The Crown Range in Queenstown, New Zealand differs from Pikes Peak, Colorado in several ways. It’s shorter, at 6.46 miles compared to 12.42 miles, features less turns – 47 versus 156, yet climbs 1,076 metres compared to the longer course’s 1,430 metres.
So it’s twisty, very twisty.
Like Pikes Peak, the run up to the Crown Summit is all tarmac, so it’s also fast, with speeds of up to 145mph being possible during the climb.
It’s a former state highway which cuts a path between Queenstown and Wanaka – a short cut which has long been a route for travellers during the early gold-rush days and the country’s highest paved roadway.
The gold may have disappeared, but drifter Mike Whiddett was still in a hurry to reach its summit.
For the climb, ‘Mad Mike’ used a 750bhp Mazda RX7 complete with bespoke quad-rotor rotary engine. The road was then closed across three sections and he set out to ‘conquer the Crown’.
The run up to the Crown Summit is a fusion of high, medium and low speed bends, created to attack sideways.

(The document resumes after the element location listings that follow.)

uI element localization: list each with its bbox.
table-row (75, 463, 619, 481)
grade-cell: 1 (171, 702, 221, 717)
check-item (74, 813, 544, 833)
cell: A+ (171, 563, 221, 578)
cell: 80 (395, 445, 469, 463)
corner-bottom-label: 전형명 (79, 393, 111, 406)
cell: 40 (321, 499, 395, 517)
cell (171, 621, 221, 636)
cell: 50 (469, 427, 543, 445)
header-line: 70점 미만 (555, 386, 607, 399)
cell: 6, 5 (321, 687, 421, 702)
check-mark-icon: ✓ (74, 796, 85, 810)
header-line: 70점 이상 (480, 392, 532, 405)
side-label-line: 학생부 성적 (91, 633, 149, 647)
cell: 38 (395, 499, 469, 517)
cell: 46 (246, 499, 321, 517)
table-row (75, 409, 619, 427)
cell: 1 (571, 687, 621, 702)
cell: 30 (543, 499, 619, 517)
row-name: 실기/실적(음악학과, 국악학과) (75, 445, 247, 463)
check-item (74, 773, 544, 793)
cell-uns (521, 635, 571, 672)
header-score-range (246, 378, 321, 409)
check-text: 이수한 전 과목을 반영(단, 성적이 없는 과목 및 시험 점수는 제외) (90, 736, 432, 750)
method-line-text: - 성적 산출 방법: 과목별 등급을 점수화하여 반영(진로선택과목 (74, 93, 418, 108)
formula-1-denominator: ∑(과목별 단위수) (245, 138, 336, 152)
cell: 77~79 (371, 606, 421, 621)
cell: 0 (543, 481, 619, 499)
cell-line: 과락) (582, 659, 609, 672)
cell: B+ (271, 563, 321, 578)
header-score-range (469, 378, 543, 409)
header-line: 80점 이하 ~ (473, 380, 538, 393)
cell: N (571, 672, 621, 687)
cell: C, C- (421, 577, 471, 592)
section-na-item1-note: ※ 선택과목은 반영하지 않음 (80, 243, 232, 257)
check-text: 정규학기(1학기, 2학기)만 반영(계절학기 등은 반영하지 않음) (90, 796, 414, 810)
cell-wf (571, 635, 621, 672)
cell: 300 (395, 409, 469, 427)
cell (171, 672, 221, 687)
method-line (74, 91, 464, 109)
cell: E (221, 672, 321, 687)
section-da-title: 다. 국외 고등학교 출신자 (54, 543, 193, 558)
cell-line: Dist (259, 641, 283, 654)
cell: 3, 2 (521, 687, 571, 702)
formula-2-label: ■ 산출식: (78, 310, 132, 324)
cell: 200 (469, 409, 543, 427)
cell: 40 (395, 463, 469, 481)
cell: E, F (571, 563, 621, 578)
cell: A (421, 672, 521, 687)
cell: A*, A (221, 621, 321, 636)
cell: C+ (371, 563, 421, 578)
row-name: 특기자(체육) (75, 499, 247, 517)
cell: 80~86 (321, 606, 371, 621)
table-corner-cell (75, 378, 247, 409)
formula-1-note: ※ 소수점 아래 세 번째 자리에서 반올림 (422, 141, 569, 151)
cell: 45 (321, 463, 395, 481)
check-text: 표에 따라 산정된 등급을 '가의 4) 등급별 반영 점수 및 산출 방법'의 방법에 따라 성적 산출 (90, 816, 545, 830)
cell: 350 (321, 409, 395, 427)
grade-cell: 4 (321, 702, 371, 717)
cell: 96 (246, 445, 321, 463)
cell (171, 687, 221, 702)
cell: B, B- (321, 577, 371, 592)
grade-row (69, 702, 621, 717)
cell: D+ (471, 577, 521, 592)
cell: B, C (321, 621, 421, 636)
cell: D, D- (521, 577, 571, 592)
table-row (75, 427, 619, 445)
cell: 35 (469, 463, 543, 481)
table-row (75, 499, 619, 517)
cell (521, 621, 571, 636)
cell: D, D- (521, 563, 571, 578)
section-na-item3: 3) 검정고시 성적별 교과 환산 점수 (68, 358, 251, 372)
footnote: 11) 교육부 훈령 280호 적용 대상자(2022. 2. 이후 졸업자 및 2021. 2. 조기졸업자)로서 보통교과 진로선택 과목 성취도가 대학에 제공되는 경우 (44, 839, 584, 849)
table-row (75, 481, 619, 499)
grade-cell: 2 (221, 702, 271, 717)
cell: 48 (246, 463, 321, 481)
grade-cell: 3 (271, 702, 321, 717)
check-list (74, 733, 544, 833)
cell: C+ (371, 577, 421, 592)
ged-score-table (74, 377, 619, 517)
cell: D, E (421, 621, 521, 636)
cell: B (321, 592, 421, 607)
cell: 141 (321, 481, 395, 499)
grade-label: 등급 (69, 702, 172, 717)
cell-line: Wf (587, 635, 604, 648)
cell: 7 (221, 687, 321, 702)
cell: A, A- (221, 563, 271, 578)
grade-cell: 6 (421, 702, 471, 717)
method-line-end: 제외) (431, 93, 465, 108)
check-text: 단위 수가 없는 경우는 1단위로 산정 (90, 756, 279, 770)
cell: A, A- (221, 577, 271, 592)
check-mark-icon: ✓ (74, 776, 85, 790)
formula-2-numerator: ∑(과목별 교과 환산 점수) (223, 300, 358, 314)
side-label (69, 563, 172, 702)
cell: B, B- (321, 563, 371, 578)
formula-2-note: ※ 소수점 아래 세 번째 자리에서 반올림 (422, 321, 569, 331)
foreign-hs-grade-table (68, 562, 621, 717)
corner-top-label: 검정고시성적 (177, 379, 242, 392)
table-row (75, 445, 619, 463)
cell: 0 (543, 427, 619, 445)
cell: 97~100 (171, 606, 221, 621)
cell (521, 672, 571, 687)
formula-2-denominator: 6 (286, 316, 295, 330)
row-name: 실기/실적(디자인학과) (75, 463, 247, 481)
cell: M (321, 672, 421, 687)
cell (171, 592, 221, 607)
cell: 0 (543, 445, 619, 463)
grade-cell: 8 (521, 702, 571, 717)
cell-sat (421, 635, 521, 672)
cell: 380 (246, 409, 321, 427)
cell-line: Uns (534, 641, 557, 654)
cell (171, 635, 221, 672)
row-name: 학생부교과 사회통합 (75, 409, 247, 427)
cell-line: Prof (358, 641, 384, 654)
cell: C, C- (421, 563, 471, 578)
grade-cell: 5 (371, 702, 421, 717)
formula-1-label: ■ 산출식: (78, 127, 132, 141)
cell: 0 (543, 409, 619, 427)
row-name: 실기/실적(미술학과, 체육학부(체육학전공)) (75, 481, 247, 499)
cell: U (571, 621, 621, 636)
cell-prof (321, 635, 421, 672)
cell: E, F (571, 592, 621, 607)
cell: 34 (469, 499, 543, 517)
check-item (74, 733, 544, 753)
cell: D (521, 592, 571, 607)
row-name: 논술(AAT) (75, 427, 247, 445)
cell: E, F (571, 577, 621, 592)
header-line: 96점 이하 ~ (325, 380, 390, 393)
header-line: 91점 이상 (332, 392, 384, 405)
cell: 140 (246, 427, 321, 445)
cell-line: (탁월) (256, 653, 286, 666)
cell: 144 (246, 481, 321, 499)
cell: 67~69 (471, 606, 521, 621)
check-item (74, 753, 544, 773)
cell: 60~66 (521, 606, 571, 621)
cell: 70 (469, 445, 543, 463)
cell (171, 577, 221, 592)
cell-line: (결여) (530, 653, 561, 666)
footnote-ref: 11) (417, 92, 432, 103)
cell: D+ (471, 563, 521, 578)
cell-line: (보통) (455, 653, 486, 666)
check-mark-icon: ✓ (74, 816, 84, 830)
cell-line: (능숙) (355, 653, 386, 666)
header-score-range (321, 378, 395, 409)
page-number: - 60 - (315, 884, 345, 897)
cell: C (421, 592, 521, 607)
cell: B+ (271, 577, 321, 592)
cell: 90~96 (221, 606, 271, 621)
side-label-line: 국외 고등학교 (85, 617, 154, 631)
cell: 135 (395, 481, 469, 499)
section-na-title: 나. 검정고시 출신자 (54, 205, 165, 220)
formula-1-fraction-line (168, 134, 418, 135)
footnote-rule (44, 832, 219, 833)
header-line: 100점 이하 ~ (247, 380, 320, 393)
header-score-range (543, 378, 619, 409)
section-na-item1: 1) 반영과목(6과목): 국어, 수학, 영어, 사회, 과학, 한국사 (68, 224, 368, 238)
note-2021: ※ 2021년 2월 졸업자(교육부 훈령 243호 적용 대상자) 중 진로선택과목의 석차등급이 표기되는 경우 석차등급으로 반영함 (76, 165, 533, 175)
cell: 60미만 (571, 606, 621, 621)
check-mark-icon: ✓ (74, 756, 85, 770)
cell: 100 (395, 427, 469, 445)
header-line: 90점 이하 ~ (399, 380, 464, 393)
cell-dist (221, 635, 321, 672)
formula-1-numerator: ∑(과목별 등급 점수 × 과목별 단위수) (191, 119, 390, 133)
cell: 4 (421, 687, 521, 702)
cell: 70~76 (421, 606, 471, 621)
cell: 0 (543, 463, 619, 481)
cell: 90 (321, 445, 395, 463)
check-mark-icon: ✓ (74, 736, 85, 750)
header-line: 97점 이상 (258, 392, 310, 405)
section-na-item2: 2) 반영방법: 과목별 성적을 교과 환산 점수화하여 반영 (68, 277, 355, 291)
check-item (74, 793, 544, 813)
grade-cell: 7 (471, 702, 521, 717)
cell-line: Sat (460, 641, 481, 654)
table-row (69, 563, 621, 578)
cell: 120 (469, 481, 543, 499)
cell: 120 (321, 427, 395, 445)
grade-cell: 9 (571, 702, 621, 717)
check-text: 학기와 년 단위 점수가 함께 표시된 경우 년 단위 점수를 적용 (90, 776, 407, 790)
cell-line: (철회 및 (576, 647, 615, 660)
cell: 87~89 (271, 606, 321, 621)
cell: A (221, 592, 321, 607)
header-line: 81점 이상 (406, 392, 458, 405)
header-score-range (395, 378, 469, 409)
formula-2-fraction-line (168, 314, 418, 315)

With barriers flanking the road at one side and exposed banks at the other, it mimics the mountain touge roads that the sport’s Japanese forefathers originally, and illicitly, ran by moonlight. The margin for error is slim, but Whiddett never backs off as the final forty-seventh corner passes by in a blur.
“I think drifters have an innate ability to slip from reality when driving up a road like the Crown Range in normal circumstances. We imagine drifting through the turns, the gear changes, the footwork, the hand brake and of course stomping on the gas.” says Whiddett.
“So for me, having the opportunity to get behind the wheel of my machine, push it to the limit and conquer the Crown is a dream turned into a reality.”